Following this, various game companies began preventing Russian/Belarusian users from accessing their storefronts. While I am not sure if this prevents them from accessing services via VPNs and the like, this will undoubtedly inconvenience Russian citizens. While this sounds petty, this incovneincent can and will enourage some to urge them to end this conflict. Even if they only want to end the war so they can play the latest and hottest video games.

  • CD Projekt Red suspended digital sales of all games on GOG to Russia and Belarus.
  • Electronic Arts suspended all digital sales and in-game currency purchases in Russia and Belarus, and are looking into removing their titles from the regions. 
  • Nintendo quietly sent the Russian Switch eShop into maintenance mode to remove the option for users to pay with rubles, and hopefully it will stay down.
  • Sony removed Gran Turismo 7 from sale in Russia, which… is at least something.
  • Epic Games suspended all commerce from Russia in their games.

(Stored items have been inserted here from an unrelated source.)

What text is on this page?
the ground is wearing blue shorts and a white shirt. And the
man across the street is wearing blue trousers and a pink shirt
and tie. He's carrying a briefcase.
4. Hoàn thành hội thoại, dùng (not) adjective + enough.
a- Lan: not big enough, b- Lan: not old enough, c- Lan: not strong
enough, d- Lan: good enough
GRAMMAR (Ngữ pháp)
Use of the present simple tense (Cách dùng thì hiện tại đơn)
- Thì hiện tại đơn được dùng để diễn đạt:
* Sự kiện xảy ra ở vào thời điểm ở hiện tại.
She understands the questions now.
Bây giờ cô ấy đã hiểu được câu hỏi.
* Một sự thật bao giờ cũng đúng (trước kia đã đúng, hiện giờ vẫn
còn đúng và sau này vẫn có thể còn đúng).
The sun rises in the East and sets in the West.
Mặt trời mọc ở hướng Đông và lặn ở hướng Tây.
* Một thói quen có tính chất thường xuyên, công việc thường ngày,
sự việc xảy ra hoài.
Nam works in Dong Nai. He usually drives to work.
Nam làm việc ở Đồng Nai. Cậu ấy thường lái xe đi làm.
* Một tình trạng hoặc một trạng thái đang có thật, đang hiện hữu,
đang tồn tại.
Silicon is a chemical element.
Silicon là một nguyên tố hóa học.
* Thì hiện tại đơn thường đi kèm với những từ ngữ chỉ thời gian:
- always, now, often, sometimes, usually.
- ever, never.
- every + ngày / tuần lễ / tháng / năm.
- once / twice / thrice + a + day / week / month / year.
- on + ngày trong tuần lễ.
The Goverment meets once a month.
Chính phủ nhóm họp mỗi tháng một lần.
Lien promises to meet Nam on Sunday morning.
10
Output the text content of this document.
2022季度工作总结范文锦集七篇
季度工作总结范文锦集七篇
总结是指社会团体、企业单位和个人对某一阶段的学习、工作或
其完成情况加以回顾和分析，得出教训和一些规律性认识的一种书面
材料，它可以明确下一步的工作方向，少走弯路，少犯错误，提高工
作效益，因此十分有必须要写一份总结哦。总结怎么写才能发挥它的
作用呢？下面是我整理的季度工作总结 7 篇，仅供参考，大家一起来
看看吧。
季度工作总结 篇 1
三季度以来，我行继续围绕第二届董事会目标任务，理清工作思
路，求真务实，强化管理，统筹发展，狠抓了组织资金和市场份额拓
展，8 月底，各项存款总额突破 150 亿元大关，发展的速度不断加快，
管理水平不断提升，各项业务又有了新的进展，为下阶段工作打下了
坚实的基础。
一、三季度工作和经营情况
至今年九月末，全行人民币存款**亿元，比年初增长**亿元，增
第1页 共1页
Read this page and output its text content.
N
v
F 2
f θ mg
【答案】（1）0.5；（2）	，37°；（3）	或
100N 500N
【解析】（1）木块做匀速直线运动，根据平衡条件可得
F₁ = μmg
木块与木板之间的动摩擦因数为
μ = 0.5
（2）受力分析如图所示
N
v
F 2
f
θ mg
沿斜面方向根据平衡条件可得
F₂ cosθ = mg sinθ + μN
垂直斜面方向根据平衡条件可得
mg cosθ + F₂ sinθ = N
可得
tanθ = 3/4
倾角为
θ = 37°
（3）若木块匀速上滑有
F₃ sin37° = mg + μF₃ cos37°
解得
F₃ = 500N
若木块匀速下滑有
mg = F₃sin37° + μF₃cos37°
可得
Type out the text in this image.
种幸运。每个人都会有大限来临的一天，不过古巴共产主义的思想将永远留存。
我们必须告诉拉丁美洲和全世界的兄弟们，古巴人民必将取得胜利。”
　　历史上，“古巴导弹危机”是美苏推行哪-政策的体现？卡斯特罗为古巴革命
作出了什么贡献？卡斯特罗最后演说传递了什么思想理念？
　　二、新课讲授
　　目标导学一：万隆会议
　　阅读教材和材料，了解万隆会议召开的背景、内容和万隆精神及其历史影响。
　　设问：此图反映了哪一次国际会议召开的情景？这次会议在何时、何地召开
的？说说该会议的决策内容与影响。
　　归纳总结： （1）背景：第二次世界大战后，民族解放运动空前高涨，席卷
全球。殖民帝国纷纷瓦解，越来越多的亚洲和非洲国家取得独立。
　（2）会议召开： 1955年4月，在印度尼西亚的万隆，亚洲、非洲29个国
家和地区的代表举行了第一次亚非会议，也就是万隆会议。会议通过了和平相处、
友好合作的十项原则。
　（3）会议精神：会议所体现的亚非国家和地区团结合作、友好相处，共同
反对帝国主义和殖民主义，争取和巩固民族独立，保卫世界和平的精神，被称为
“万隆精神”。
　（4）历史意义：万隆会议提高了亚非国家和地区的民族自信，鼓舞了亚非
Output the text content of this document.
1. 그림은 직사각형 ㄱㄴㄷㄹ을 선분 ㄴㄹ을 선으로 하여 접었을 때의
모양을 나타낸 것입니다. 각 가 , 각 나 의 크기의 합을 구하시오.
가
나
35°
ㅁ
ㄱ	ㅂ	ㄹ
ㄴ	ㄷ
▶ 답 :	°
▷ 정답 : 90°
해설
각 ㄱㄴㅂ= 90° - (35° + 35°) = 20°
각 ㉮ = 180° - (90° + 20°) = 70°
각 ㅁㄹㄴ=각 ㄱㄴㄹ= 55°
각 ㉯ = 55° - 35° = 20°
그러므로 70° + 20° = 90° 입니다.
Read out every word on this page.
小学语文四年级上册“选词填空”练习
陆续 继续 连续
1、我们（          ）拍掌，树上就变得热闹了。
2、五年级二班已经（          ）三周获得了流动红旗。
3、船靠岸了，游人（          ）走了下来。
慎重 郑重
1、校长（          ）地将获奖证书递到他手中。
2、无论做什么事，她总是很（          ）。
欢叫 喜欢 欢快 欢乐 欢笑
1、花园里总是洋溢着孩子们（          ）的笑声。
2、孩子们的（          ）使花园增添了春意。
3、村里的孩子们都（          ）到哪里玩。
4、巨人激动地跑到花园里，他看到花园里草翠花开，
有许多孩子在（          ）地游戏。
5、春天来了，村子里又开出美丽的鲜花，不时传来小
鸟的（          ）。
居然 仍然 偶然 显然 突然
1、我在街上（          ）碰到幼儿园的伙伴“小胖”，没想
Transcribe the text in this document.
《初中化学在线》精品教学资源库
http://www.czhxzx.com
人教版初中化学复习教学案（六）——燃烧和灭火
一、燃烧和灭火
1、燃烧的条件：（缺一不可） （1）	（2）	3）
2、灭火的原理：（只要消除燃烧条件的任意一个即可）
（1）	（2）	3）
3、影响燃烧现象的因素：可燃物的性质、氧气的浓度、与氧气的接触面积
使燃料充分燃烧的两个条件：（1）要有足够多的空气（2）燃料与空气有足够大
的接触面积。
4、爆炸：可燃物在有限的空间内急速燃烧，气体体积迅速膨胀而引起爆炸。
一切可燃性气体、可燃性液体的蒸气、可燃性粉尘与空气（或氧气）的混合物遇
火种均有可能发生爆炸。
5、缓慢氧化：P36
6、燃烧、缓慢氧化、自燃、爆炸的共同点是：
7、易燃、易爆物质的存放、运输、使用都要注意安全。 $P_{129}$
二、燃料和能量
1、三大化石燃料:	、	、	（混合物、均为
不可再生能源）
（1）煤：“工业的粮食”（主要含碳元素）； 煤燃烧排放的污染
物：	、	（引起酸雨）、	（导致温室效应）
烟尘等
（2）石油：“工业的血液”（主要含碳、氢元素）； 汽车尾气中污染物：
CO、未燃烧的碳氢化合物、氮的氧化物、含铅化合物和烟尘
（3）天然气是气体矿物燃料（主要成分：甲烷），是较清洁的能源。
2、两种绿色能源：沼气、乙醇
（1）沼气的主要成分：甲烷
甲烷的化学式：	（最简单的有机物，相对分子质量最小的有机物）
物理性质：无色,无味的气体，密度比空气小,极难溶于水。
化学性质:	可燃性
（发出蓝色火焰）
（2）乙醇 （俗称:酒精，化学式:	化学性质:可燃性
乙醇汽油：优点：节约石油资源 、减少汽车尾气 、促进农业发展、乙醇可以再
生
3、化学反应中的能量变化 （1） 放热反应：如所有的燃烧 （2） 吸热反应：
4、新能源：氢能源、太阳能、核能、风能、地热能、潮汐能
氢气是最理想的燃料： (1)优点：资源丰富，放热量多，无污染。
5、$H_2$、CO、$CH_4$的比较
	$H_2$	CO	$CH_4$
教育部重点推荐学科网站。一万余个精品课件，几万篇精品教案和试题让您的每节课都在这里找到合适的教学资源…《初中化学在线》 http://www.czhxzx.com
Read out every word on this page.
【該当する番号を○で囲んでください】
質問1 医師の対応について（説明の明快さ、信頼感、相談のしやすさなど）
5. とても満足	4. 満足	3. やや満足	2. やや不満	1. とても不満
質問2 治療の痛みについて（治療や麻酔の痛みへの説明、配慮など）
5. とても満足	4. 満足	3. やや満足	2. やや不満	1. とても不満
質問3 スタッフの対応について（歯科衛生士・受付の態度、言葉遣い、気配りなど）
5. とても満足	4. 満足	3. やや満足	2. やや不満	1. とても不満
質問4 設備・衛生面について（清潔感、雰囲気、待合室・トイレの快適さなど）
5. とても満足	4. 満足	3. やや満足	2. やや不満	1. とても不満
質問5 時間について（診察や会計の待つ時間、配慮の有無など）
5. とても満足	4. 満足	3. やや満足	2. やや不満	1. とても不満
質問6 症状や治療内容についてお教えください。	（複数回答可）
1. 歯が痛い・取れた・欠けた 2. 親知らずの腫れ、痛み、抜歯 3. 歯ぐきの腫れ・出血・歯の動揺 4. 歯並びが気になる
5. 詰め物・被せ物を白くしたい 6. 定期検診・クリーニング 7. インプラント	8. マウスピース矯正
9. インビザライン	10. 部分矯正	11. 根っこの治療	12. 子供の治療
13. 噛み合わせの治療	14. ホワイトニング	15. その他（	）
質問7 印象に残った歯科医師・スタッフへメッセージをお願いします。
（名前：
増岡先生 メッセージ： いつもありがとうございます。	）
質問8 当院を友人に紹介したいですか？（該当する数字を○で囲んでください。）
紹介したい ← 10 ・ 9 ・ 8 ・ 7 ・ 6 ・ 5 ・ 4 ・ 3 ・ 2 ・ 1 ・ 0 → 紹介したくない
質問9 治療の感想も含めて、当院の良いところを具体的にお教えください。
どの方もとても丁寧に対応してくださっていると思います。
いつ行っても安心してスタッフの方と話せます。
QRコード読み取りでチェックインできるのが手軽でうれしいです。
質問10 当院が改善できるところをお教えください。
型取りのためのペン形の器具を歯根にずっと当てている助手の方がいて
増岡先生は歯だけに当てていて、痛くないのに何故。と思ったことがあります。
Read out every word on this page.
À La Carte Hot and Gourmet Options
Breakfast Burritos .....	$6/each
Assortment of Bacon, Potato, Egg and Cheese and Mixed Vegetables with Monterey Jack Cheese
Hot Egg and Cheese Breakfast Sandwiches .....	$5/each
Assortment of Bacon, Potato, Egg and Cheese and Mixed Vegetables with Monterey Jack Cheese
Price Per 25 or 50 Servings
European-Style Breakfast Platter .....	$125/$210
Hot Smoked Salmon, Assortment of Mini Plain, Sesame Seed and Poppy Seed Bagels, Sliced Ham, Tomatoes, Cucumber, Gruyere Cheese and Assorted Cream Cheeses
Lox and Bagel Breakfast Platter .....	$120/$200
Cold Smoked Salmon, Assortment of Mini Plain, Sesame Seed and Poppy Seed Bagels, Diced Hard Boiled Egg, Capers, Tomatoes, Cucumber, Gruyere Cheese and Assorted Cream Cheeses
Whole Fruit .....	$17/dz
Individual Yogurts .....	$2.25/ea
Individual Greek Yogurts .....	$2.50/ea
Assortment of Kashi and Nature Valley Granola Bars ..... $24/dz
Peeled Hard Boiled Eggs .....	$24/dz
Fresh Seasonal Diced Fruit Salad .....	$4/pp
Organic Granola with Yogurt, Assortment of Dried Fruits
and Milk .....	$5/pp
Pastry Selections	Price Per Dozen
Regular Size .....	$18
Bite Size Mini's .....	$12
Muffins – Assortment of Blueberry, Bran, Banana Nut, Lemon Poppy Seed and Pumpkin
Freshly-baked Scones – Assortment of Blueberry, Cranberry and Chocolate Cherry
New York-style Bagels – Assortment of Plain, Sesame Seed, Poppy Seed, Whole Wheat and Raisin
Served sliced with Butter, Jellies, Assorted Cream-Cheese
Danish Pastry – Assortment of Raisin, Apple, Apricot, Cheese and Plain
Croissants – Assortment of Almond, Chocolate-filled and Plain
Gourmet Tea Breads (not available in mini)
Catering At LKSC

Though, the big takeaway for me is how Microsoft suspended “all new sales of Microsoft products and services” in Russia. This means that current subscriptions will continue, but Russians can no longer purchase Windows, Microsoft Office, or any of Microsoft’s sleuth of services, including Xbox video games. All of which is meant to discourage Russian users of Microsoft’s services, and use Microsoft’s near-monopoly to help shift a war effect by inconveniencing millions of people. Or at least inconvenience them without outright removing their ability to read their email, use Office, or rob them of services that are essential to do their jobs. Which I think is for the best. While a hard shutdown of all ongoing services might be more effective, that would dramatically inconvenience the entire Russian population and likely result in the closure of hundreds of businesses.

All in all, good show on behalf of the games industry, but I would like to see Nintendo and Sony take a more definitive stance on the matter, blocking all further sales and shipments to Russia. Hell, I would love to see all major streaming services, social media platforms, and VPNs stop working in Russia. Because if you take away people’s access to Twitter, Netflix, and YouTube, they will be standing outside the head office with signs, spitting vile at their government for being a bunch of war-loving militaristic shitbags.

Also, and this showed up after this post was all queued, but Visa and Mastercard both suspended all operations in Russia, and the two cards account for 74% of all transactions in the country… Yeah, video games are pretty paltry compared to that. If the rest of the global services of the world telling Russia to ‘stop it’ doesn’t help, then I don’t know what will.

The album artwork used in the header image is the cover image of An Audiophile’s Nightmare, a collaborative mashup album headed by Jab50Yen. I listened to the album sometime in late 2015, did not care for it, but I loved the cover art. So I decided to use it as a generic cover art whenever a song or album lacked a visual component I could incorporate in my MusicBee library.

Yes, I use MusicBee. It works well for my purposes and I have no desire to change to a ‘superior’ music playing platform, or embracing scrobbling to keep my library consistent. Again, I’m an old 27-year-young lady!